I don't know how I can make a conditional change to State Monad in Haskell. Suppose, I have a stack on State Monad.

import Control.Monad.State

push :: Int -> State [Int] ()
push x = state $ \xs -> ((), x : xs)

pop :: State [Int] Int
pop = state $ \(x : xs) -> (x, xs)

And with that, I want to write a function changing it.

someFunc :: Bool -> Int -> State [Int] ()
someFunc b x = do 
  let someValue = x * x
  if b then
    p <- pop
    someValue = someValue + p
  push $ someValue

For example, I want to take a bool b and a value x. And if b is True (for example, it could be a condition that my stack is not empty) I want to pop a value from my stack and add it to some variable. Otherwise, I don't add anything to the variable and just push it into the stack.

How can I achieve this kind of behaviour?

3

There are 3 answers

1
Aplet123 On BEST ANSWER

In Haskell, every if needs an else, since everything is just a value. Also, you can't do if ... then p <- pop ... since the do notation is lost in an if statement, so you need to restart it with if ... then do p <- pop ....

import Control.Monad.State

push :: a -> State [a] ()
push x = state $ \xs -> ((), x : xs)

pop :: State [a] a
pop = state $ \(x : xs) -> (x, xs)

someFunc :: (Num a) => Bool -> a -> State [a] ()
someFunc b x = do
  let baseValue = x * x
  someValue <- if b then do
        p <- pop
        return $ baseValue + p
      else do
        return baseValue
  push $ someValue
0
Will Ness On

Here's the smallest fix:

someFunc :: Bool -> Int -> State [Int] ()
someFunc b x = do 
  let someValue = x * x
  if b then
    do { p <- pop
       ; push $ someValue + p }
  else
    push $ someValue

Both branches of the if expression must have the same type, and inside the do notation that must be some monadic value type belonging to the same monad as does the overall do block; specifically the type of the overall do block if that if expression is the last one in it.

See also:

1
Ari Fordsham On

In addition to the question you asked, how to conditionally execute a monadic action without an else clause, there is another problem with your code. You want to reassign a let-variable inside a conditional clause.

This point has been addressed by the other answers, with correct versions of the code. I will elaborate here. All let-variables are immutable, including inside monads. You can redefine a variable in a monad, but that merely hides the original variable from code further down the same monadic action. The reassignment of someValue takes place inside a nested monadic action (there's a new do block) and is not visible outside of the if.

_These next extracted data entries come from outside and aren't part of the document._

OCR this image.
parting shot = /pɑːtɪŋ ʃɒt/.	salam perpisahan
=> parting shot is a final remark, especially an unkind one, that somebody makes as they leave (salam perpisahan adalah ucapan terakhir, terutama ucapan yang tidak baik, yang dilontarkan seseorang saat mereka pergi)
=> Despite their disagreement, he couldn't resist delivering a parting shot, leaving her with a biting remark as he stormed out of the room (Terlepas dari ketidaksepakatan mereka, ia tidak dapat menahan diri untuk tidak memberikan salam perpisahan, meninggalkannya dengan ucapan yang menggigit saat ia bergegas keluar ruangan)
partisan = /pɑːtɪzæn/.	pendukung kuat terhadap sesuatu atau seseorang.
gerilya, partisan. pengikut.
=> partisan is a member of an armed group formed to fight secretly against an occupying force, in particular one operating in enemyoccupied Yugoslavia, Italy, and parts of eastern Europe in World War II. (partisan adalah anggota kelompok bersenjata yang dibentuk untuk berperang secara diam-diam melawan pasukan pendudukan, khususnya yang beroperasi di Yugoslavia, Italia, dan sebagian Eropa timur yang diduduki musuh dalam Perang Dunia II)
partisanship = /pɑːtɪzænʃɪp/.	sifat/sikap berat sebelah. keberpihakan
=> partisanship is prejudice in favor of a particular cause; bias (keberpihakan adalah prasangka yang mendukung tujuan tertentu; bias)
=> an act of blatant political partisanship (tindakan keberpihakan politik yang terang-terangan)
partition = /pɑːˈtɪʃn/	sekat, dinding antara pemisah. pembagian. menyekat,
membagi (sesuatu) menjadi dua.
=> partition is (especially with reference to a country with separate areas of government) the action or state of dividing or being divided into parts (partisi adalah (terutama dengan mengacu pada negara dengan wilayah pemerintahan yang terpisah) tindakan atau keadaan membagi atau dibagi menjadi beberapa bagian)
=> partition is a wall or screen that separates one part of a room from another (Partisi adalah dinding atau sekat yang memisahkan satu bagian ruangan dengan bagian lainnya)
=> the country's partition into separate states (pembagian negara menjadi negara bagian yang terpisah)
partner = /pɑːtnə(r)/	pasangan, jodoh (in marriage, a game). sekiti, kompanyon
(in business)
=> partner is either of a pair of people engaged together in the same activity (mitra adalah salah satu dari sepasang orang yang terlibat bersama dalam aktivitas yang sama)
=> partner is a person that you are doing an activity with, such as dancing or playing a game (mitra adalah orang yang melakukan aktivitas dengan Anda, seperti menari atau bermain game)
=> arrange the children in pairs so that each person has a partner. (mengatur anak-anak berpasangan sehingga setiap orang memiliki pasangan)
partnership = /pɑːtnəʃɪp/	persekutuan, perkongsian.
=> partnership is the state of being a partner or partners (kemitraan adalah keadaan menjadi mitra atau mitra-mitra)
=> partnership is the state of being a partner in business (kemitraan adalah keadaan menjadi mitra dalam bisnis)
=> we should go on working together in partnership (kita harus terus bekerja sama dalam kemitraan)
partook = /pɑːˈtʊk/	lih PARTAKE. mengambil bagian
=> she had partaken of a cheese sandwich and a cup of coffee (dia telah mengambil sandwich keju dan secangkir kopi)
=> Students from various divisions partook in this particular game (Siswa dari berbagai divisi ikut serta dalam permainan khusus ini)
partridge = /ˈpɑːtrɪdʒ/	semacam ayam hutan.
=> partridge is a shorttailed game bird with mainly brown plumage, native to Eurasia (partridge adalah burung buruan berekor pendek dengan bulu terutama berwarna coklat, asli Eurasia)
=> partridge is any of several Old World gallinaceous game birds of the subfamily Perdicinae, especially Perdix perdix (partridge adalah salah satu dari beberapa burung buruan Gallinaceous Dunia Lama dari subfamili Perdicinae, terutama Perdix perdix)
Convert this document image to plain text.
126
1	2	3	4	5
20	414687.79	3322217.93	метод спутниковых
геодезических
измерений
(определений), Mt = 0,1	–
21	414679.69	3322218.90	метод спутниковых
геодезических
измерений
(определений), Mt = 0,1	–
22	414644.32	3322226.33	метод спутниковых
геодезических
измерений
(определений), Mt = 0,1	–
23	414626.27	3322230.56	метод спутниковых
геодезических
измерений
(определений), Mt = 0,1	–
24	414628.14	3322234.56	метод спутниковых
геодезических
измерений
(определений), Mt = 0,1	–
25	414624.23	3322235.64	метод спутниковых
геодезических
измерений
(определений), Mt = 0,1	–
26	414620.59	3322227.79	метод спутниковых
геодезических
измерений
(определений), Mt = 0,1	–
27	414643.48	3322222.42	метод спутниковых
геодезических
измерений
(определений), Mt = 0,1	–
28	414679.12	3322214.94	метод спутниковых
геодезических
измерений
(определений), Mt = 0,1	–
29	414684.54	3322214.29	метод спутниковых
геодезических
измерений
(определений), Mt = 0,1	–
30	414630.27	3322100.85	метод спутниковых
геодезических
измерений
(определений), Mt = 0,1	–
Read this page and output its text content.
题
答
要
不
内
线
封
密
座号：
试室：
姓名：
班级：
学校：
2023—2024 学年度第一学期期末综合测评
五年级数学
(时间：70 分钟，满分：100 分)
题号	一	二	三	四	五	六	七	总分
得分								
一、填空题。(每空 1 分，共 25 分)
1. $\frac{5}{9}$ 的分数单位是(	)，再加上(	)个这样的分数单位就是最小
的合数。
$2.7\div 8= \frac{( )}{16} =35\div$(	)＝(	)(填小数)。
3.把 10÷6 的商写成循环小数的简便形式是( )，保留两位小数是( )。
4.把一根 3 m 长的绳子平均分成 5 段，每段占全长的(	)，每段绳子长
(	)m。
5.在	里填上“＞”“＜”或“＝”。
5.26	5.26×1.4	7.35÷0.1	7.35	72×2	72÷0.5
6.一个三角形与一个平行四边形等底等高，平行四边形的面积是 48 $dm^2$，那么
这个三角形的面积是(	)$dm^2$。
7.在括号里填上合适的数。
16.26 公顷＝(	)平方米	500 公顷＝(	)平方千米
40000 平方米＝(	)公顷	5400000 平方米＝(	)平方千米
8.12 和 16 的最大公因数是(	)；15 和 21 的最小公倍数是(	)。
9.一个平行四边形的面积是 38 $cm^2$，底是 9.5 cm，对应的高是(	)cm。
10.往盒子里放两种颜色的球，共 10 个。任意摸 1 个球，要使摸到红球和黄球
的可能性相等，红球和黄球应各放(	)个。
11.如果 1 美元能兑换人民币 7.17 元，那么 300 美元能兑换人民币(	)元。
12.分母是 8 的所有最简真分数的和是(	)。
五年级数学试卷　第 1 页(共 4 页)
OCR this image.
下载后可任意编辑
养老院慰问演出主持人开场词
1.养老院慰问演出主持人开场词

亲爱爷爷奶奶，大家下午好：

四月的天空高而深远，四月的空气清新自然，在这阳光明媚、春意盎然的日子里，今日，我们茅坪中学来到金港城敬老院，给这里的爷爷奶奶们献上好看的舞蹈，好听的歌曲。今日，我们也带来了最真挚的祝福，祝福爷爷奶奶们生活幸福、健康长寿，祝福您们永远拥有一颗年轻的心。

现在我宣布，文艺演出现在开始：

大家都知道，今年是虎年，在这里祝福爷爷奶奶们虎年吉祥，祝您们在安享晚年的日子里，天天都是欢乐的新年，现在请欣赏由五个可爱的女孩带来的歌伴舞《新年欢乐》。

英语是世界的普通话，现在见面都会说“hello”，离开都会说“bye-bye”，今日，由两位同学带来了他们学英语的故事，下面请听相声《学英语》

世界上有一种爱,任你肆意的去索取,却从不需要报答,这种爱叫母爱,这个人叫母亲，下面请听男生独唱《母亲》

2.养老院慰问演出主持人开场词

Conditionally reassigning a let-variable is fundamentally impossible. The compiler needs to know at compile time which value is being referred to. Ways to do this are either to return a value from the conditional and then assign the variable, like @Aplet123's answer, or run the action in both branches of the conditional on different values, as @Will Ness said.

In reply to the question as stated: you can conditionally run a monadic action (with no else branch) using the when function from Control.Monad. So if your code really had no else branch, you could write it like this:

someFunc :: Bool -> Int -> State [Int] ()
someFunc b x = do 
  let someValue = x * x
  when b $ do
    p <- pop
    push $ someValue + p

Of course this makes no sense for pure values, since a value must always be provided. But it does make sense for a monadic action (yielding (), or we have the same problem: what is the return value in case of a false conditional?) to be conditionally executed.

Just for curiousity, when is defined as follows:

when :: (Applicative f) => Bool -> f () -> f ()
when p s  = if p then s else pure ()

So pure () serves as the 'null' monadic action.

Happy Haskelling!